From here, I do not know how to continue. Could someone give me a hint on what to do next?

Thanks

 

[chemisttree]

Is volume allowed to change in this experiment? This stuff in a balloon or a rigid-walled vessel?

 

[ianc1339]

Is volume allowed to change in this experiment? This stuff in a balloon or a rigid-walled vessel?

It doesn't say anything about it so I'm assuming it to be constant volume.

 

[etotheipi]

It might help to think that when you have several different types of gases in a container, you can consider the pressure of each independently (this is a sort of definition of a partial pressure: the pressure if only that gas were alone in the container!) and add them all together at the end.

What effect then does removing one component of the mixture do to the partial pressures of the others?

 

[ianc1339]

It might help to think that when you have several different types of gases in a container, you can consider the pressure of each independently (this is a sort of definition of a partial pressure: the pressure if only that gas were alone in the container!) and add them all together at the end.

What effect then does removing one component of the mixture do to the partial pressures of the others?

Oh, so does the partial pressure of the other gases still remain constant even if carbon dioxide was removed?

 

[etotheipi]

Oh, so does the partial pressure of the other gases still remain constant even if carbon dioxide was removed?

Yeah. This might not be too satisfying an answer, so perhaps you can work it through mathematically.

If we now have 0.75 times the original number of total moles, but the same temperature/volume, what is the new total pressure in terms of the original total pressure? What is the new mole fraction of each constituent gas? What is then the new partial pressure of each?

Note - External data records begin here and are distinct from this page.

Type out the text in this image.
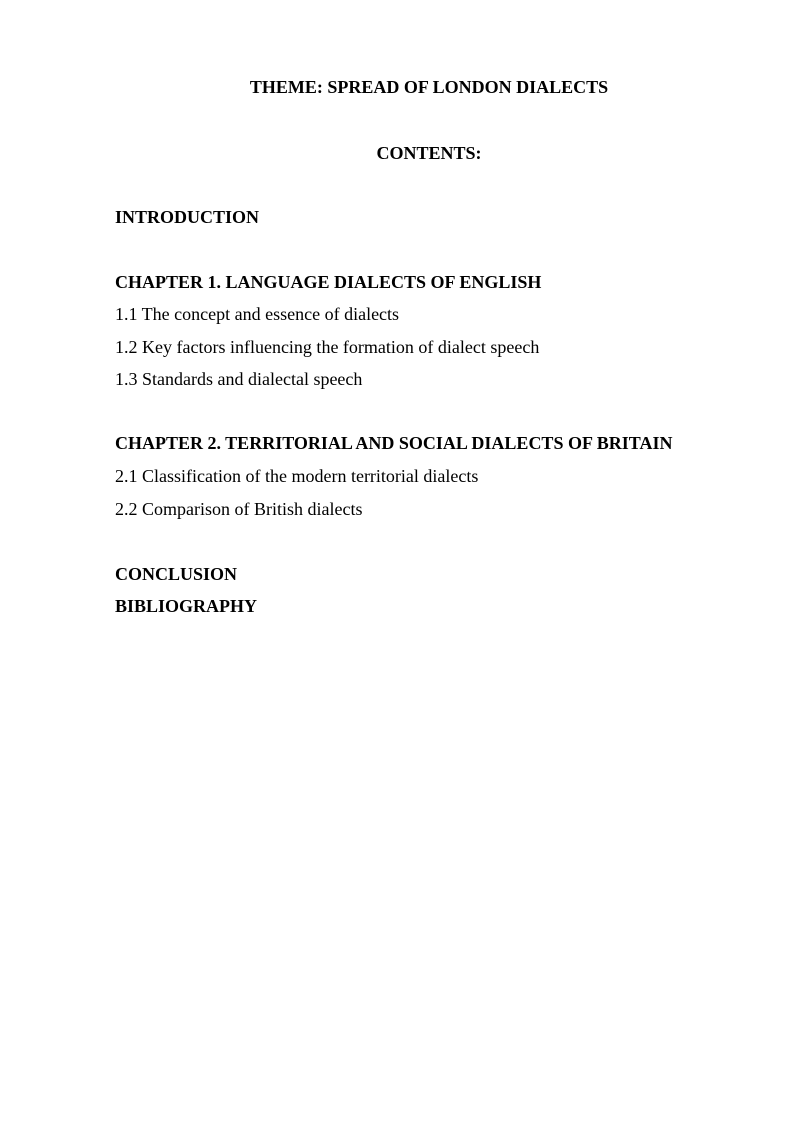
THEME: SPREAD OF LONDON DIALECTS
CONTENTS:
INTRODUCTION
CHAPTER 1. LANGUAGE DIALECTS OF ENGLISH
1.1 The concept and essence of dialects
1.2 Key factors influencing the formation of dialect speech
1.3 Standards and dialectal speech
CHAPTER 2. TERRITORIAL AND SOCIAL DIALECTS OF BRITAIN
2.1 Classification of the modern territorial dialects
2.2 Comparison of British dialects
CONCLUSION
BIBLIOGRAPHY
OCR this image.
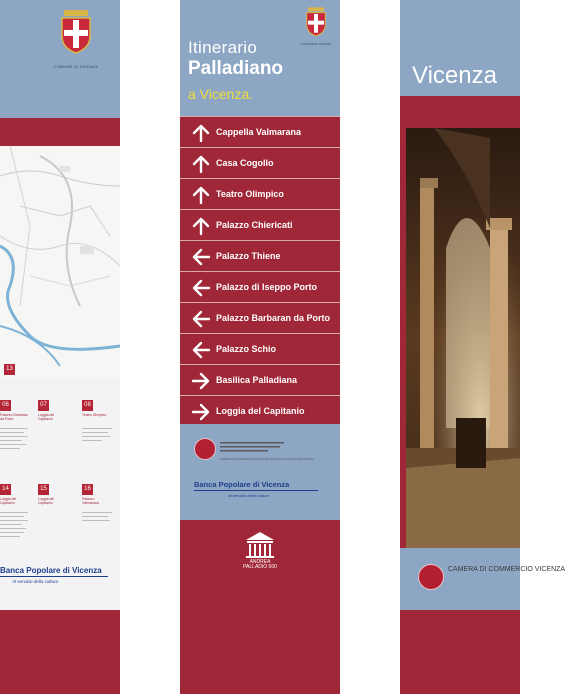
COMUNE DI VICENZA
13
06
Palazzo Barbaran da Porto
07
Loggia del Capitanio
08
Teatro Olimpico
14
Loggia del Capitanio
15
Loggia del Capitanio
16
Palazzo Valmarana
Banca Popolare di Vicenza
Al servizio della cultura
COMUNE DI VICENZA
Itinerario
Palladiano
a Vicenza.
Cappella Valmarana
Casa Cogollo
Teatro Olimpico
Palazzo Chiericati
Palazzo Thiene
Palazzo di Iseppo Porto
Palazzo Barbaran da Porto
Palazzo Schio
Basilica Palladiana
Loggia del Capitanio
CAMERA DI COMMERCIO INDUSTRIA ARTIGIANATO E AGRICOLTURA VICENZA
Banca Popolare di Vicenza
Al servizio della cultura
ANDREA PALLADIO 500
Vicenza
CAMERA DI COMMERCIO VICENZA
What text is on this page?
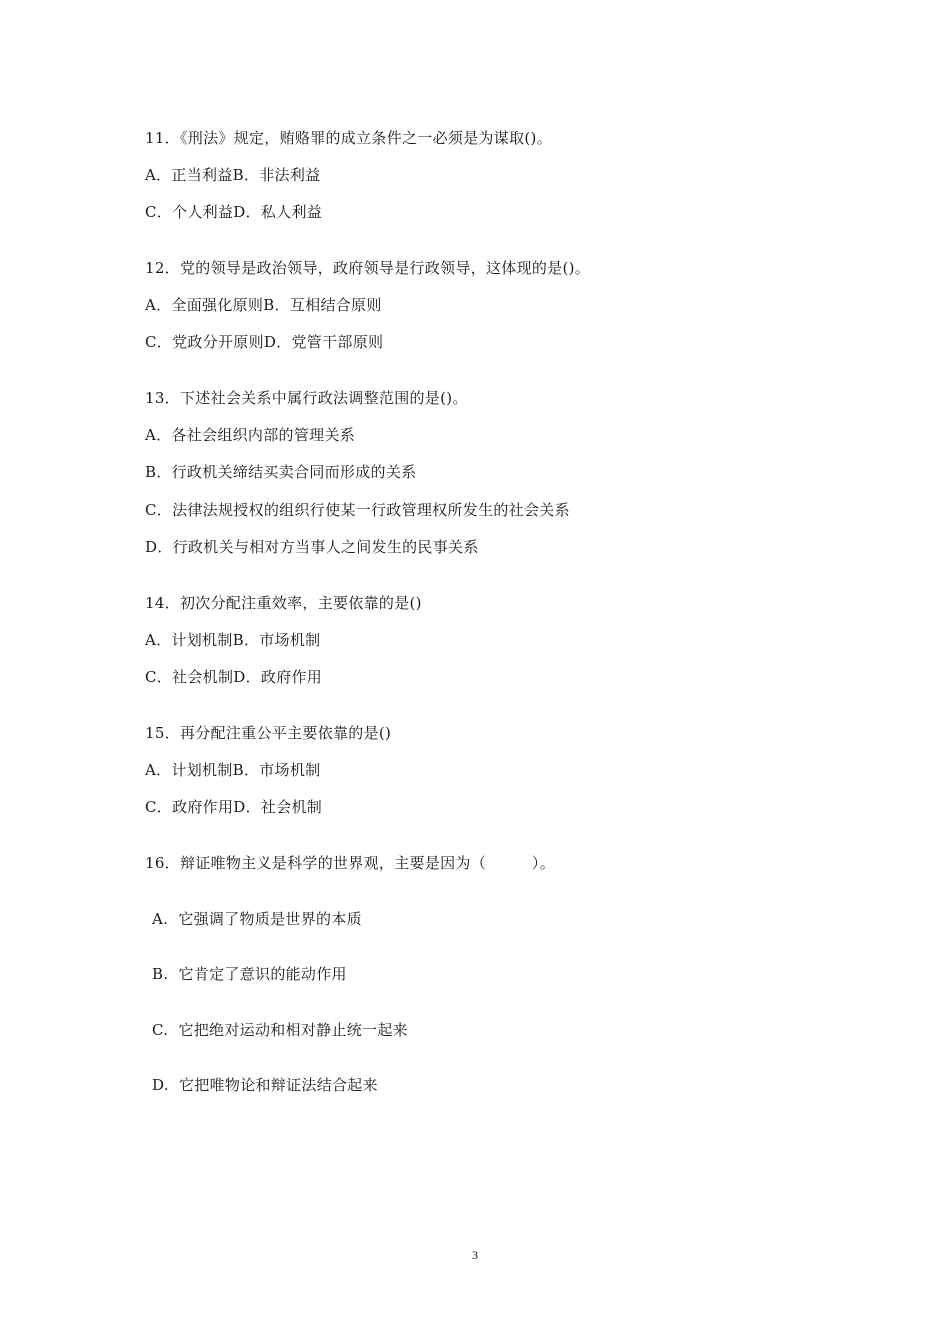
11．《刑法》规定，贿赂罪的成立条件之一必须是为谋取()。
A．正当利益B．非法利益
C．个人利益D．私人利益
12．党的领导是政治领导，政府领导是行政领导，这体现的是()。
A．全面强化原则B．互相结合原则
C．党政分开原则D．党管干部原则
13．下述社会关系中属行政法调整范围的是()。
A．各社会组织内部的管理关系
B．行政机关缔结买卖合同而形成的关系
C．法律法规授权的组织行使某一行政管理权所发生的社会关系
D．行政机关与相对方当事人之间发生的民事关系
14．初次分配注重效率，主要依靠的是()
A．计划机制B．市场机制
C．社会机制D．政府作用
15．再分配注重公平主要依靠的是()
A．计划机制B．市场机制
C．政府作用D．社会机制
16．辩证唯物主义是科学的世界观，主要是因为（　　　）。
A.  它强调了物质是世界的本质
B.  它肯定了意识的能动作用
C.  它把绝对运动和相对静止统一起来
D.  它把唯物论和辩证法结合起来
3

Also have a go algebraically, and see how the cancellation occurs!

 

[FactChecker]

Ok, I'll ask a rookie question.
When you figured the partial pressures of the component gases, you made no use of their molecular weights. Is that correct? I thought that the volumes gave the number of molecules using Avogadro's number and then the partial pressures were calculated from the molecular weights. Am I wrong about that?

 

[etotheipi]

Ok, I'll ask a rookie question.
When you figured the partial pressures of the component gases, you made no use of their molecular weights. Is that correct? I thought that the volumes gave the number of molecules using Avogadro's number and then the partial pressures were calculated from the molecular weights. Am I wrong about that?

I don't think molecular weights play a role here for ideal gases at least; one mole of any ideal gas will occupy the same volume at a given temperature and pressure. I think this is Avogadro's Law.

 

[FactChecker]

I don't think molecular weights play a role here for ideal gases at least; one mole of any ideal gas will occupy the same volume at a given temperature and pressure. I think this is Avogadro's Law.

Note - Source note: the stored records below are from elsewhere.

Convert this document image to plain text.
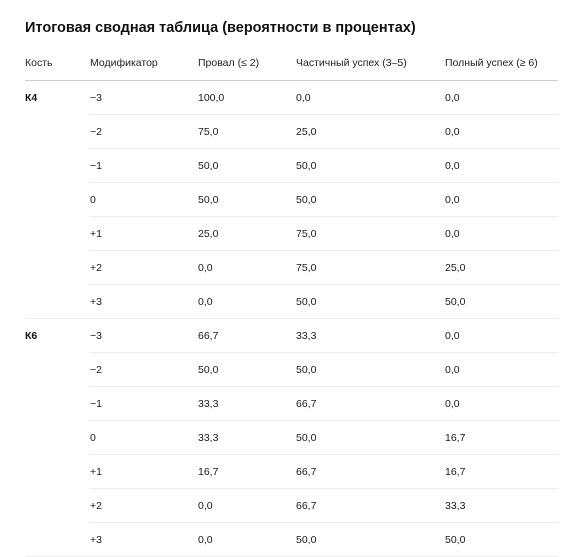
Итоговая сводная таблица (вероятности в процентах)
Кость	Модификатор	Провал (≤ 2)	Частичный успех (3–5)	Полный успех (≥ 6)
К4	−3	100,0	0,0	0,0
	−2	75,0	25,0	0,0
	−1	50,0	50,0	0,0
	0	50,0	50,0	0,0
	+1	25,0	75,0	0,0
	+2	0,0	75,0	25,0
	+3	0,0	50,0	50,0
К6	−3	66,7	33,3	0,0
	−2	50,0	50,0	0,0
	−1	33,3	66,7	0,0
	0	33,3	50,0	16,7
	+1	16,7	66,7	16,7
	+2	0,0	66,7	33,3
	+3	0,0	50,0	50,0
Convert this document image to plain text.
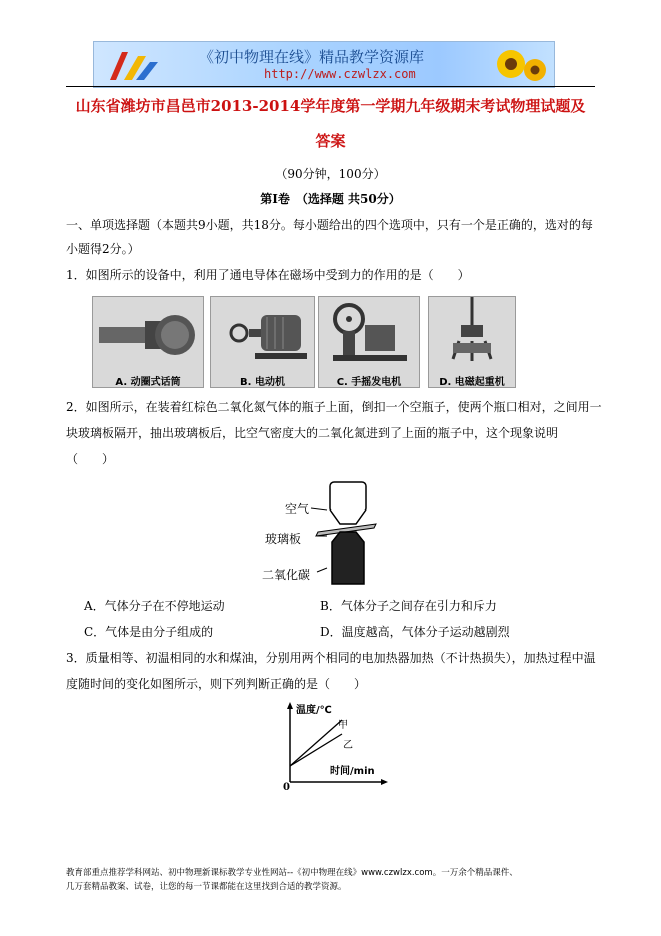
《初中物理在线》精品教学资源库
http://www.czwlzx.com
山东省潍坊市昌邑市2013-2014学年度第一学期九年级期末考试物理试题及
答案
（90分钟，100分）
第Ⅰ卷　（选择题 共50分）
一、单项选择题（本题共9小题，共18分。每小题给出的四个选项中，只有一个是正确的，选对的每
小题得2分。）
1．如图所示的设备中，利用了通电导体在磁场中受到力的作用的是（　　）
A. 动圈式话筒	B. 电动机	C. 手摇发电机	D. 电磁起重机
2．如图所示，在装着红棕色二氧化氮气体的瓶子上面，倒扣一个空瓶子，使两个瓶口相对，之间用一
块玻璃板隔开，抽出玻璃板后，比空气密度大的二氧化氮进到了上面的瓶子中，这个现象说明
（　　）
空气
玻璃板
二氧化碳
A．气体分子在不停地运动	B．气体分子之间存在引力和斥力
C．气体是由分子组成的	D．温度越高，气体分子运动越剧烈
3．质量相等、初温相同的水和煤油，分别用两个相同的电加热器加热（不计热损失），加热过程中温
度随时间的变化如图所示，则下列判断正确的是（　　）
温度/℃
甲
乙
时间/min
0
教育部重点推荐学科网站、初中物理新课标教学专业性网站--《初中物理在线》www.czwlzx.com。一万余个精品课件、
几万套精品教案、试卷，让您的每一节课都能在这里找到合适的教学资源。
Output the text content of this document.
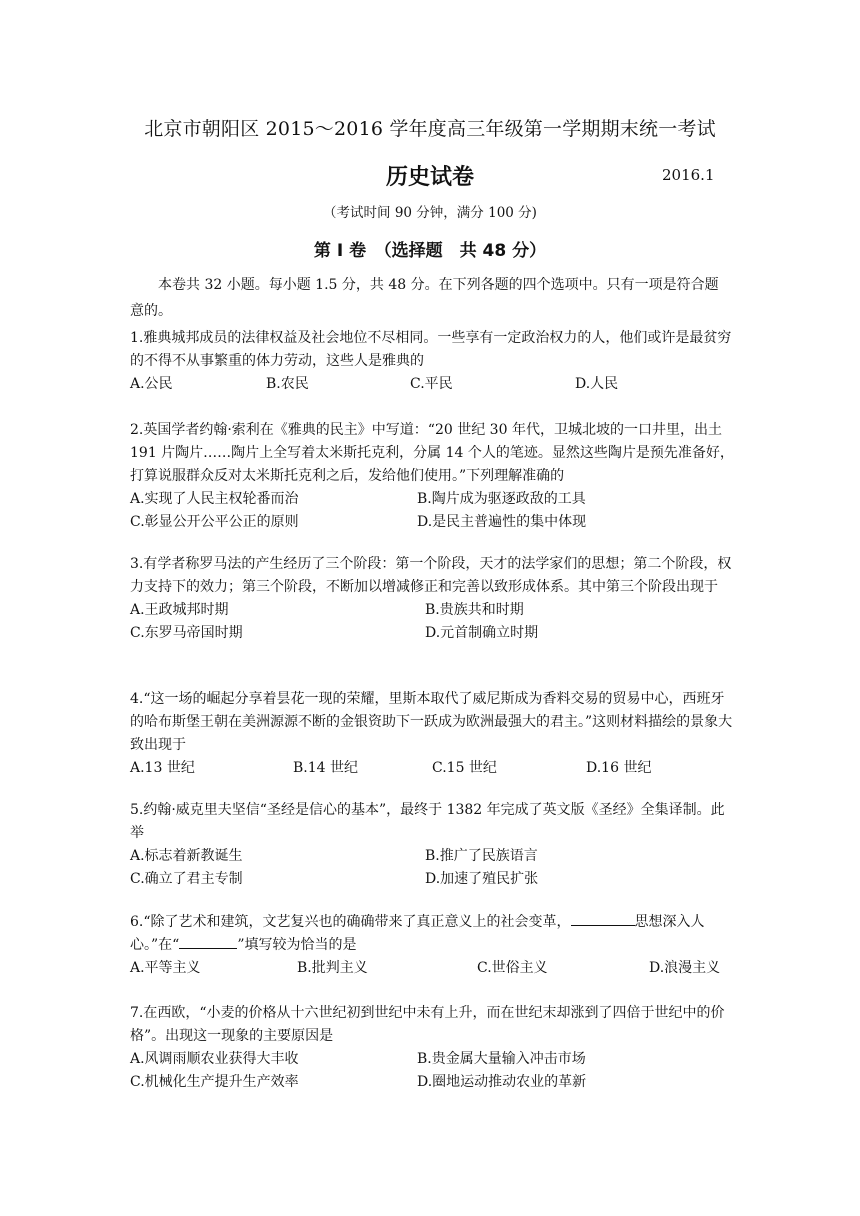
北京市朝阳区 2015～2016 学年度高三年级第一学期期末统一考试
历史试卷	2016.1
（考试时间 90 分钟，满分 100 分)
第 I 卷　（选择题　共 48 分）
本卷共 32 小题。每小题 1.5 分，共 48 分。在下列各题的四个选项中。只有一项是符合题意的。
1.雅典城邦成员的法律权益及社会地位不尽相同。一些享有一定政治权力的人，他们或许是最贫穷的不得不从事繁重的体力劳动，这些人是雅典的
A.公民	B.农民	C.平民	D.人民
2.英国学者约翰·索利在《雅典的民主》中写道：“20 世纪 30 年代，卫城北坡的一口井里，出土 191 片陶片……陶片上全写着太米斯托克利，分属 14 个人的笔迹。显然这些陶片是预先准备好，打算说服群众反对太米斯托克利之后，发给他们使用。”下列理解准确的
A.实现了人民主权轮番而治	B.陶片成为驱逐政敌的工具
C.彰显公开公平公正的原则	D.是民主普遍性的集中体现
3.有学者称罗马法的产生经历了三个阶段：第一个阶段，天才的法学家们的思想；第二个阶段，权力支持下的效力；第三个阶段，不断加以增减修正和完善以致形成体系。其中第三个阶段出现于
A.王政城邦时期	B.贵族共和时期
C.东罗马帝国时期	D.元首制确立时期
4.“这一场的崛起分享着昙花一现的荣耀，里斯本取代了威尼斯成为香料交易的贸易中心，西班牙的哈布斯堡王朝在美洲源源不断的金银资助下一跃成为欧洲最强大的君主。”这则材料描绘的景象大致出现于
A.13 世纪	B.14 世纪	C.15 世纪	D.16 世纪
5.约翰·威克里夫坚信“圣经是信心的基本”，最终于 1382 年完成了英文版《圣经》全集译制。此举
A.标志着新教诞生	B.推广了民族语言
C.确立了君主专制	D.加速了殖民扩张
6.“除了艺术和建筑，文艺复兴也的确确带来了真正意义上的社会变革，	思想深入人心。”在“	”填写较为恰当的是
A.平等主义	B.批判主义	C.世俗主义	D.浪漫主义
7.在西欧，“小麦的价格从十六世纪初到世纪中未有上升，而在世纪末却涨到了四倍于世纪中的价格”。出现这一现象的主要原因是
A.风调雨顺农业获得大丰收	B.贵金属大量输入冲击市场
C.机械化生产提升生产效率	D.圈地运动推动农业的革新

Ok, I stand corrected. I interpret that to mean that the pressure in Avagadro's Law is partial pressure and is proportional to the volume.

 

[ianc1339]

Yeah. This might not be too satisfying an answer, so perhaps you can work it through mathematically.

If we now have 0.75 times the original number of total moles, but the same temperature/volume, what is the new total pressure in terms of the original total pressure? What is the new mole fraction of each constituent gas? What is then the new partial pressure of each?

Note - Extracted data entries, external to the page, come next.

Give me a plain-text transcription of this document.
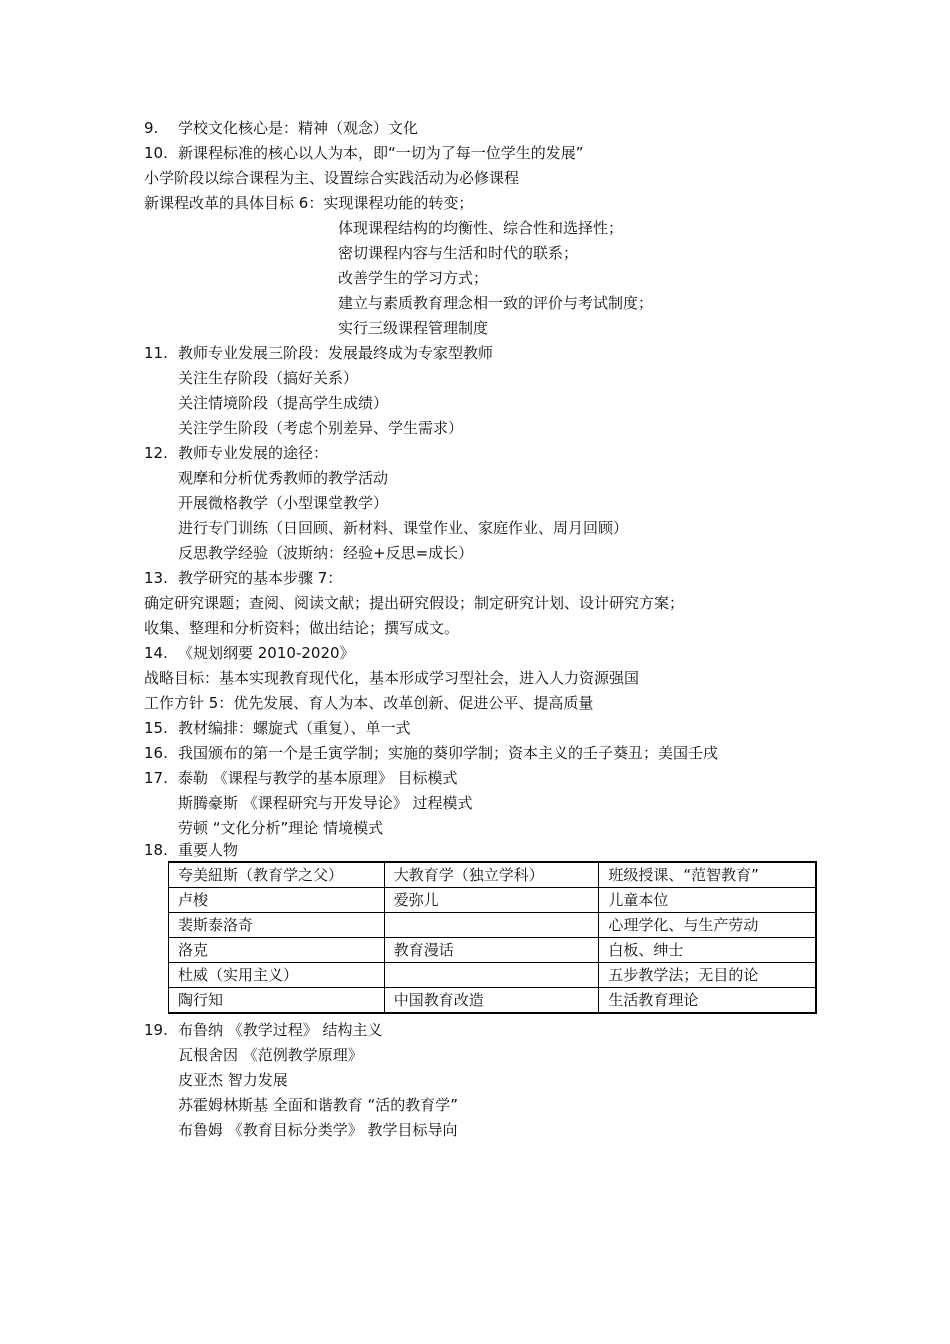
9. 学校文化核心是：精神（观念）文化
10. 新课程标准的核心以人为本，即“一切为了每一位学生的发展”
小学阶段以综合课程为主、设置综合实践活动为必修课程
新课程改革的具体目标 6：实现课程功能的转变；
体现课程结构的均衡性、综合性和选择性；
密切课程内容与生活和时代的联系；
改善学生的学习方式；
建立与素质教育理念相一致的评价与考试制度；
实行三级课程管理制度
11. 教师专业发展三阶段：发展最终成为专家型教师
关注生存阶段（搞好关系）
关注情境阶段（提高学生成绩）
关注学生阶段（考虑个别差异、学生需求）
12. 教师专业发展的途径：
观摩和分析优秀教师的教学活动
开展微格教学（小型课堂教学）
进行专门训练（日回顾、新材料、课堂作业、家庭作业、周月回顾）
反思教学经验（波斯纳：经验+反思=成长）
13. 教学研究的基本步骤 7：
确定研究课题；查阅、阅读文献；提出研究假设；制定研究计划、设计研究方案；
收集、整理和分析资料；做出结论；撰写成文。
14. 《规划纲要 2010-2020》
战略目标：基本实现教育现代化，基本形成学习型社会，进入人力资源强国
工作方针 5：优先发展、育人为本、改革创新、促进公平、提高质量
15. 教材编排：螺旋式（重复）、单一式
16. 我国颁布的第一个是壬寅学制；实施的葵卯学制；资本主义的壬子葵丑；美国壬戌
17. 泰勒 《课程与教学的基本原理》 目标模式
斯腾豪斯 《课程研究与开发导论》 过程模式
劳顿 “文化分析”理论 情境模式
18. 重要人物
夸美紐斯（教育学之父）	大教育学（独立学科）	班级授课、“范智教育”
卢梭	爱弥儿	儿童本位
裴斯泰洛奇		心理学化、与生产劳动
洛克	教育漫话	白板、绅士
杜威（实用主义）		五步教学法；无目的论
陶行知	中国教育改造	生活教育理论
19. 布鲁纳 《教学过程》 结构主义
瓦根舍因 《范例教学原理》
皮亚杰 智力发展
苏霍姆林斯基 全面和谐教育 “活的教育学”
布鲁姆 《教育目标分类学》 教学目标导向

Also have a go algebraically, and see how the cancellation occurs!

Does that mean the partial pressures of the gases decrease by 25% ? So do I do:

$N_2: 3.0\times 10^4\times 0.75=2.25\times 10^4 Nm^{-2}\\$
$O_2: 2.6\times 10^4\times 0.75=1.95\times 10^4 Nm^{-2}\\$

I don't have the answers with me so I don't know if my answer is correct

 

[etotheipi]

Does that mean the partial pressures of the gases decrease by 25% ? So do I do:

Not quite; initially $P_1 = \frac{n_1 RT}{V}$, where $n_1$ is the total number of gaseous moles and $P_1$ is the total initial pressure.

After the CO₂ is removed, we now have $n_2 = 0.75 n_1$ total moles. So our new total pressure $P_2 = \frac{n_2 RT}{V} = 0.75 \frac{n_1 RT}{V} = 0.75 P_1$.

But our new mole fraction of, say nitrogen, has increased to $\frac{0.4}{0.75}$! So what must be our new partial pressure of nitrogen?

 

[etotheipi]

Ok, I stand corrected. I interpret that to mean that the pressure in Avagadro's Law is partial pressure and is proportional to the volume.

I was a little sloppy, technically I think Avogadro's law says that for any ideal gas $V \propto n$ with the same constant of proportionality for any choice of gas. The key upshot is that we can ignore the masses of each gas in our mixture and treat them all "as equals".

For a gas at constant T/V, we know that $P \propto n$ or $P = kn$. If we have gases A, B, C... then the total pressure will be $P_A + P_B + P_C + \dots = k(n_A + n_B + n_C + \dots) = kn_T = P_T$.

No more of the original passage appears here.